「はい……。神崎は他流派との婚姻を禁じています。桜木は退鬼師一族で陰陽師流派ではありませんが、他の術師一族であることには変わりありません……」

「お前が禁忌を破り他の術師と婚姻したため、今後神崎の血を狙った者に婚姻を迫られたときの対策として、月音に何も教えない道を選んだ――ということか」

「は……」

だんだん覇気のなくなっていく碧人。

そこまで追い詰めなくても……と煌は思うが、なにぶん何もわかっていない自分が口をはさんでいい気がしない。

そもそも碧人にも、誰だこいつ、と思われていることだろう。

「教えた方がいいと、俺は思うけどな。月音のあの感じだと、試しに血をぶつけてみたら妖異が消えたからその手法を取ってるって感じだった。桜木家の末裔ともなれば、あの惨事が繰り返されないとは言えない。月音に話して、二度とその手は使うなと言っておいた方がいいいと思う」

黒藤の言葉に、白桜もうなずいた。

「俺も黒に同感だ。あれは繰り返してはならない。月音が知らないということは、それだけで罪だと言える」

(知らないだけで罪!? 話がでっかくなりすぎじゃ――)

煌はまたもや驚いてしまったが、白桜も黒藤も真面目な顔だ。とても茶化しているようには見えない。

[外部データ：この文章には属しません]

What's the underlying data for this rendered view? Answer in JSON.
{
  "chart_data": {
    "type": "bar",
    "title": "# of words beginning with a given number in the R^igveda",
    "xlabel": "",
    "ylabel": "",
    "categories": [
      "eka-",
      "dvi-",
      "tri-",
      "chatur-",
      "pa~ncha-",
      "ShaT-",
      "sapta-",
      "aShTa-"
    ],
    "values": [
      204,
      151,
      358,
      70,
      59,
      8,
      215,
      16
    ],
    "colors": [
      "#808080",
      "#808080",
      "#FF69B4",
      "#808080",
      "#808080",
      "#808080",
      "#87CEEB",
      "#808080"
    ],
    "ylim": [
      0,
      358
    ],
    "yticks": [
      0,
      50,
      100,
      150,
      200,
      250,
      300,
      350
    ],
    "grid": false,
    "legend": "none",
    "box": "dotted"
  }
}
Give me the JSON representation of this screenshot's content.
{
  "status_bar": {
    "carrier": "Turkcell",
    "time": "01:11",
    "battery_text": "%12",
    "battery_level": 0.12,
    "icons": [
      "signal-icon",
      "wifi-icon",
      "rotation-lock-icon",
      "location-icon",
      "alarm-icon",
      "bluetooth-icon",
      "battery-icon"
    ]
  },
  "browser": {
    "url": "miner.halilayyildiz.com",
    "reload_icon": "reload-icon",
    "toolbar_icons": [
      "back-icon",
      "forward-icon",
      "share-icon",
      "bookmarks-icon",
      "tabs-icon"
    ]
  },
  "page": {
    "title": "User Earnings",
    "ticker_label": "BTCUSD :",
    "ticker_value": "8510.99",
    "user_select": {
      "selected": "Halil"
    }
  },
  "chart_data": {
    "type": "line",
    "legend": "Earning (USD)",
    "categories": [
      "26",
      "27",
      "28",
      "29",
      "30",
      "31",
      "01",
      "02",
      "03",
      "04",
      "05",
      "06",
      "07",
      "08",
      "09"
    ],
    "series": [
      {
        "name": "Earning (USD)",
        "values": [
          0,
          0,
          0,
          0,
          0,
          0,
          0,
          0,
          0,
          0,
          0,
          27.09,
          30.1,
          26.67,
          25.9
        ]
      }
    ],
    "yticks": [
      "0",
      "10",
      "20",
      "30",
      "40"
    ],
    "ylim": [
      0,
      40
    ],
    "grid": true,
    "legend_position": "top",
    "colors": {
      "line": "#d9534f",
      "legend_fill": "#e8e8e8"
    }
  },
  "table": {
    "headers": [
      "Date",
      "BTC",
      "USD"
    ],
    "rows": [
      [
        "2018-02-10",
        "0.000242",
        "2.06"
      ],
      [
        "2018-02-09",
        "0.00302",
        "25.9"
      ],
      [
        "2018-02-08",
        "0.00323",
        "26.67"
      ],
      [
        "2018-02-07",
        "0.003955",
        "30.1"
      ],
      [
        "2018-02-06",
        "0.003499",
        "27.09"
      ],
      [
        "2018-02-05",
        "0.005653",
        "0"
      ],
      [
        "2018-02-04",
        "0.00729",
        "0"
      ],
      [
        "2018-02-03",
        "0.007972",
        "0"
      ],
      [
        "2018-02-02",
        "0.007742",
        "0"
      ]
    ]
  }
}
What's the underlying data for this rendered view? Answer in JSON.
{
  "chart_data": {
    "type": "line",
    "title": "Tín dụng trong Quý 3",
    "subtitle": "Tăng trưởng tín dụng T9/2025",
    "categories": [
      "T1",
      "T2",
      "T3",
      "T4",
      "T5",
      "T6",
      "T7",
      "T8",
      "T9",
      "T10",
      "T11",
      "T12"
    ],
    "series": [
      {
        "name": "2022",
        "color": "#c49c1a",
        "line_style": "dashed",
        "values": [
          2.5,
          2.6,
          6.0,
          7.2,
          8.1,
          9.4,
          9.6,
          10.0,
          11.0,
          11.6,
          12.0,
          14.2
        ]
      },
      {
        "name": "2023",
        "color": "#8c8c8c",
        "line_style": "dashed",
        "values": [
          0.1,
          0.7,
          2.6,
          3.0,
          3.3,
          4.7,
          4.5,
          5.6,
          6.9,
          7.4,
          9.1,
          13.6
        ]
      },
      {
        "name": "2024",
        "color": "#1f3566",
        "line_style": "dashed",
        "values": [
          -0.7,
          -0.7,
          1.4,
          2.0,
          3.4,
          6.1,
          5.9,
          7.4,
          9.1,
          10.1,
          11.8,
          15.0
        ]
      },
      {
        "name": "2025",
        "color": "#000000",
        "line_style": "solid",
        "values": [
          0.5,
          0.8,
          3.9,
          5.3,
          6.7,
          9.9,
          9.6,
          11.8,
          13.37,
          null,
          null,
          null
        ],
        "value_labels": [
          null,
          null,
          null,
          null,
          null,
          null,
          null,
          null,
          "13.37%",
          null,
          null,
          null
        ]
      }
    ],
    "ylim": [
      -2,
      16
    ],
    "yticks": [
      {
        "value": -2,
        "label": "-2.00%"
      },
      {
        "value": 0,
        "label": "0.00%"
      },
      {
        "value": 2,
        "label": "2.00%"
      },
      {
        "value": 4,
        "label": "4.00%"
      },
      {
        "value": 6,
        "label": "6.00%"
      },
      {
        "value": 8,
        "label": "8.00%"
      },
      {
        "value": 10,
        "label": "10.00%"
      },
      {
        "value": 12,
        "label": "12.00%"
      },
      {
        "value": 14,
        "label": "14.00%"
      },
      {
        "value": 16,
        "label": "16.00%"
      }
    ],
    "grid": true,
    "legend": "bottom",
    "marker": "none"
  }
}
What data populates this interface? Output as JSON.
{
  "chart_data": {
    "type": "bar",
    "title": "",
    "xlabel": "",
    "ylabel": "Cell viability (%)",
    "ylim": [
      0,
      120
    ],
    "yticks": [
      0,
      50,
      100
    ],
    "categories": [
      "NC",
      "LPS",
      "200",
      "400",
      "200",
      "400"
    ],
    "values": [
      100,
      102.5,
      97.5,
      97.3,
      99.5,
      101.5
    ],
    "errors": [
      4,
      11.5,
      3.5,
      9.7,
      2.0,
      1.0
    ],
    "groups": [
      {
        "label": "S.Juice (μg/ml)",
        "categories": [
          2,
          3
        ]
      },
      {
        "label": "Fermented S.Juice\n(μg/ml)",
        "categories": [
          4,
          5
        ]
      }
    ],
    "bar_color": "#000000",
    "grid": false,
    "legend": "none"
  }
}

(……俺が知らないだけで、大変なことがあったみたいだ……)

月音の母の実家であるという、桜木家。

その血をもって妖異を滅するとか言っていたけど、それを月音が知らないのは危険なことのようだ。

「左様ですか……ですが今更、どうすれば――」

「ここでひとつ提案だ、碧人」

今度は少し軽い口調で黒藤が言った。

そのままぐいっと肩を引かれた煌。

(ん?)

「この小田切煌は、霊媒体質で霊感があって、家はごく一般的な家庭。それは白が調べてあるから間違いはない。そして何より、学内で一番月音のことを理解している奴だ。まあ、付き合ってるとかまだそういう段階ではないんだけど、俺は月音の許嫁に、この煌を推す」

「俺も同じく、だ。他流派の婚姻に口出しをするな――という次元は、お前の婚姻があった時点ですでに超えていると思うぞ、碧人」

「………」

碧人に穴が開くほど見られて、煌はどうすればいいのかわからなくなった。

二人が煌だけ連れてきたのは、この話をするためだったらしい。